Logan loves the parks we visit when we travel and swings to his heart’s content.  On partially cloudy days I like to point at a cloud and ask him what he sees.  I may add a detail to get him to understand that he should add a detail, and he usually will.  His brothers understand that I have to be near him at all times at the park to make sure he doesn’t hurt himself or somebody else, as he will randomly bolt towards a child or car.

Meltdowns are a given on any day of the week.  Like most autistic individuals, Logan does not like a change in routine.  On days when something is not working in his favor, he displays a look of uncontrollable rage, and even at his age, he will still bite, hit, and kick other children.  He tends to go after smaller kids since he, in many respects, is like a four or five year old himself.  It’s just that he’s in a 98 pound body.  Depending on the situation, he may cry and show remorse for his actions, or he may just start giggling.  When he was a few years younger, he would let other children take his toys and just find himself another one.  Now he will grab the toy back and possibly do the hitting or biting as I just mentioned.  His favorite cartoon character is Spongebob Squarepants.  When he recognizes a piece of clothing or other item with Spongebob’s picture, he will immediately insist on having it.  This is accompanied by tears, yelling, and sometimes a complete drop to the floor as he goes into an infantile-like tantrum.

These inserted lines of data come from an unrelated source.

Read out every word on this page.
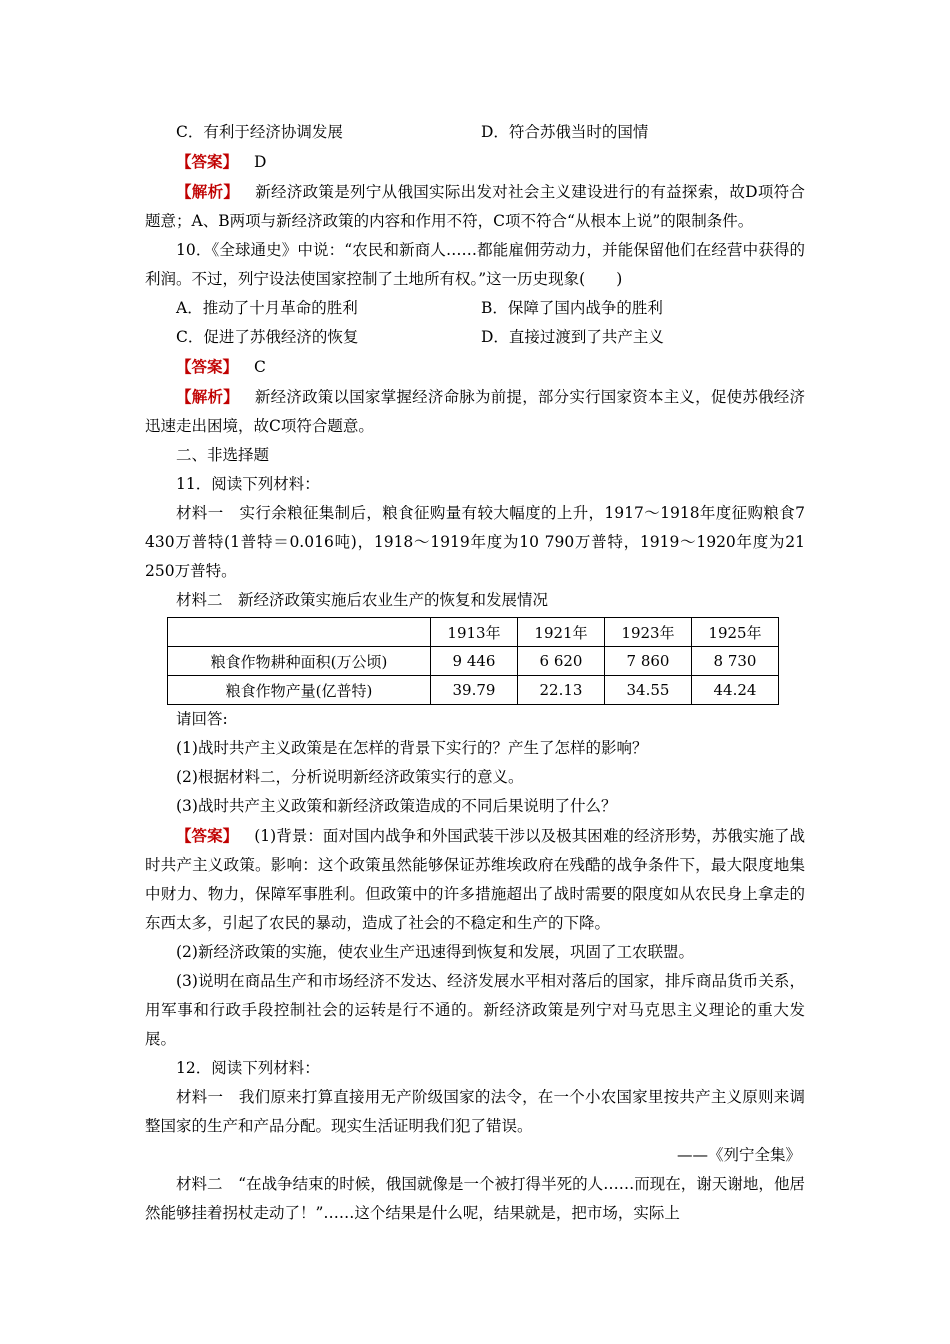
C．有利于经济协调发展	D．符合苏俄当时的国情
【答案】 D
【解析】 新经济政策是列宁从俄国实际出发对社会主义建设进行的有益探索，故D项符合题意；A、B两项与新经济政策的内容和作用不符，C项不符合“从根本上说”的限制条件。
10．《全球通史》中说：“农民和新商人……都能雇佣劳动力，并能保留他们在经营中获得的利润。不过，列宁设法使国家控制了土地所有权。”这一历史现象(　　)
A．推动了十月革命的胜利	B．保障了国内战争的胜利
C．促进了苏俄经济的恢复	D．直接过渡到了共产主义
【答案】 C
【解析】 新经济政策以国家掌握经济命脉为前提，部分实行国家资本主义，促使苏俄经济迅速走出困境，故C项符合题意。
二、非选择题
11．阅读下列材料：
材料一　实行余粮征集制后，粮食征购量有较大幅度的上升，1917～1918年度征购粮食7 430万普特(1普特＝0.016吨)，1918～1919年度为10 790万普特，1919～1920年度为21 250万普特。
材料二　新经济政策实施后农业生产的恢复和发展情况
	1913年	1921年	1923年	1925年
粮食作物耕种面积(万公顷)	9 446	6 620	7 860	8 730
粮食作物产量(亿普特)	39.79	22.13	34.55	44.24
请回答:
(1)战时共产主义政策是在怎样的背景下实行的？产生了怎样的影响？
(2)根据材料二，分析说明新经济政策实行的意义。
(3)战时共产主义政策和新经济政策造成的不同后果说明了什么？
【答案】 (1)背景：面对国内战争和外国武装干涉以及极其困难的经济形势，苏俄实施了战时共产主义政策。影响：这个政策虽然能够保证苏维埃政府在残酷的战争条件下，最大限度地集中财力、物力，保障军事胜利。但政策中的许多措施超出了战时需要的限度如从农民身上拿走的东西太多，引起了农民的暴动，造成了社会的不稳定和生产的下降。
(2)新经济政策的实施，使农业生产迅速得到恢复和发展，巩固了工农联盟。
(3)说明在商品生产和市场经济不发达、经济发展水平相对落后的国家，排斥商品货币关系，用军事和行政手段控制社会的运转是行不通的。新经济政策是列宁对马克思主义理论的重大发展。
12．阅读下列材料：
材料一　我们原来打算直接用无产阶级国家的法令，在一个小农国家里按共产主义原则来调整国家的生产和产品分配。现实生活证明我们犯了错误。
——《列宁全集》
材料二　“在战争结束的时候，俄国就像是一个被打得半死的人……而现在，谢天谢地，他居然能够挂着拐杖走动了！”……这个结果是什么呢，结果就是，把市场，实际上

Logan’s older sister Chelsea is an amazing part of his development.  She always expects him to exhibit good behavior.  Thanks to her, he has learned many new ways to do things such as dressing himself, using zippers, and dressing up appropriately for the weather.  However, now all he wants to do is run around in Spongebob costumes, hats, other people’s clothes, and yes, even underwear on his head.  He does many things just like his sister.  For example, he washes and dries his hands just like her. 

Speaking of washing, Logan loves the water and bathes several times a day.  He splashes and plays with joy in the tub, and has been through several packages of bath toys in nine years.  It is his way of communicating with something without being judged.  He enjoys being in the pool any time we are at a hotel, although does not like the deep end due to a scare he had a few summers ago.

Even with the meltdowns and other unpredictable behavior, I want to point out that Logan’s personality is fun, outgoing, and tender for the most part.  He loves his family, and has a best friend from school that he’s known for five years.  In the next installment of this series, I will expand on those particular interactions further.